Jana Pittman, InsideOut Ambassador, who had a lived experience of an eating disorder herself for many years says, “My main concern is that no one else has to endure what I did, having an illness that was stigmatised, hidden, shameful and with very few available treatment options that I could see or find.

“We praise the Federal Government for taking meaningful steps towards improving outcomes for the more than one million Australians currently living with an eating disorder.”

“It shows that eating disorders are being recognised as severe and life-threatening illnesses, among all the other serious mental and physical illnesses. It legitimises an illness group that has simply not had legitimacy until now.”

Dr Maguire says “The announcement of funding for InsideOut – Australia’s national research & translation institute for eating disorders - marks the first time eating disorders have been identified as a priority for national research funding, along with the million minds announcement of eating disorders as a priority area, this opens enormous possibilities for what we can develop for people with these illnesses and those that support them”

“We cannot change what people and families receive and stop unnecessary deaths, unless we are forward thinking, always researching and always innovating, and that is why a national institute for research and translation supported by government is essential” Dr Maguire says.

“There has been chronic underfunding into this area, in both research and its translation.
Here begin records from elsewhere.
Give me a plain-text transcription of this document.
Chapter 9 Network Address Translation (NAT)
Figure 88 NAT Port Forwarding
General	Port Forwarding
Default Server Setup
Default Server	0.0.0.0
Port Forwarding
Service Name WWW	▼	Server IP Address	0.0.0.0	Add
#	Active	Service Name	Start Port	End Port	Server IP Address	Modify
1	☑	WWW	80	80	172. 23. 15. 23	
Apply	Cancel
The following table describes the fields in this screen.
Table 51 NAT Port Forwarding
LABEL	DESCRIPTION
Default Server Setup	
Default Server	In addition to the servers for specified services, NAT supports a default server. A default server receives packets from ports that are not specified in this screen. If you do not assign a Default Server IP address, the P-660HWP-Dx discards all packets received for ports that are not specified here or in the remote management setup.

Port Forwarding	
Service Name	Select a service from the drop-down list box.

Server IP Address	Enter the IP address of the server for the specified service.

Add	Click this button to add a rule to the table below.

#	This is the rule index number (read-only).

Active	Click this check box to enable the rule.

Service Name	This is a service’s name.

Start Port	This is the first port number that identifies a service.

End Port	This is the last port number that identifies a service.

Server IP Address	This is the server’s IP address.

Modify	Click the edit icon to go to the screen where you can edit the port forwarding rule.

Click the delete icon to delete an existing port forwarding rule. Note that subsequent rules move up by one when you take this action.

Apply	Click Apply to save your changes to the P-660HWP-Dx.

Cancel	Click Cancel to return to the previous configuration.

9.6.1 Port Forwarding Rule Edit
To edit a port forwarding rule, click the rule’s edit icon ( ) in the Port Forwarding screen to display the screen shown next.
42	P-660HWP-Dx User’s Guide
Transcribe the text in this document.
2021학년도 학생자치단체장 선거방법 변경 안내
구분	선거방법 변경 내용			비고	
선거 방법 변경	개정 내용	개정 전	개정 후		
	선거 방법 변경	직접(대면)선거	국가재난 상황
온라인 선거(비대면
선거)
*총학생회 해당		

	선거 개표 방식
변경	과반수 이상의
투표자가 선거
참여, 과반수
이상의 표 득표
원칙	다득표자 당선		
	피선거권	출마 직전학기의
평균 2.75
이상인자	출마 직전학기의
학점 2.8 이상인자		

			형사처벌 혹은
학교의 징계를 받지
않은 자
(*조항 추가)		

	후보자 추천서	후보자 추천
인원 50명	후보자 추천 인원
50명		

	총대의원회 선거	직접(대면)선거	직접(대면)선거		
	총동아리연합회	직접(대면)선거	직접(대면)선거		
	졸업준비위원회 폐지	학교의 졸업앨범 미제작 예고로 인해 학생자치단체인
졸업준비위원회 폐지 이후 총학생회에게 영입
The funding to support InsideOut will help to rectify that research and clinical translation gap,” she says.

The funding will go towards building research infrastructure and clinical translation capacity, including a national strategy for research and translation in eating disorders involving all states and jurisdictions.

InsideOut Institute was launched in March at the Charles Perkins Centre, by Minister Hunt, and NSW Minister for Mental Health, Tanya Davies, as the first national institute for eating disorders. It is supported in a partnership between Sydney Local health District and the University of Sydney.

“InsideOut has multiple innovative research projects underway. We are supporting research idenitifying the genes for Anorexia Nervosa, we are trialing e-therapies and searching for innovative neurobiological treatments. We are also conducting much needed health system research to determine how we translate evidence into everyday practice by clinicians throughout the health services.”

“We want to expand our efforts into finding and delivering treatments that work. There is so much more to be done.”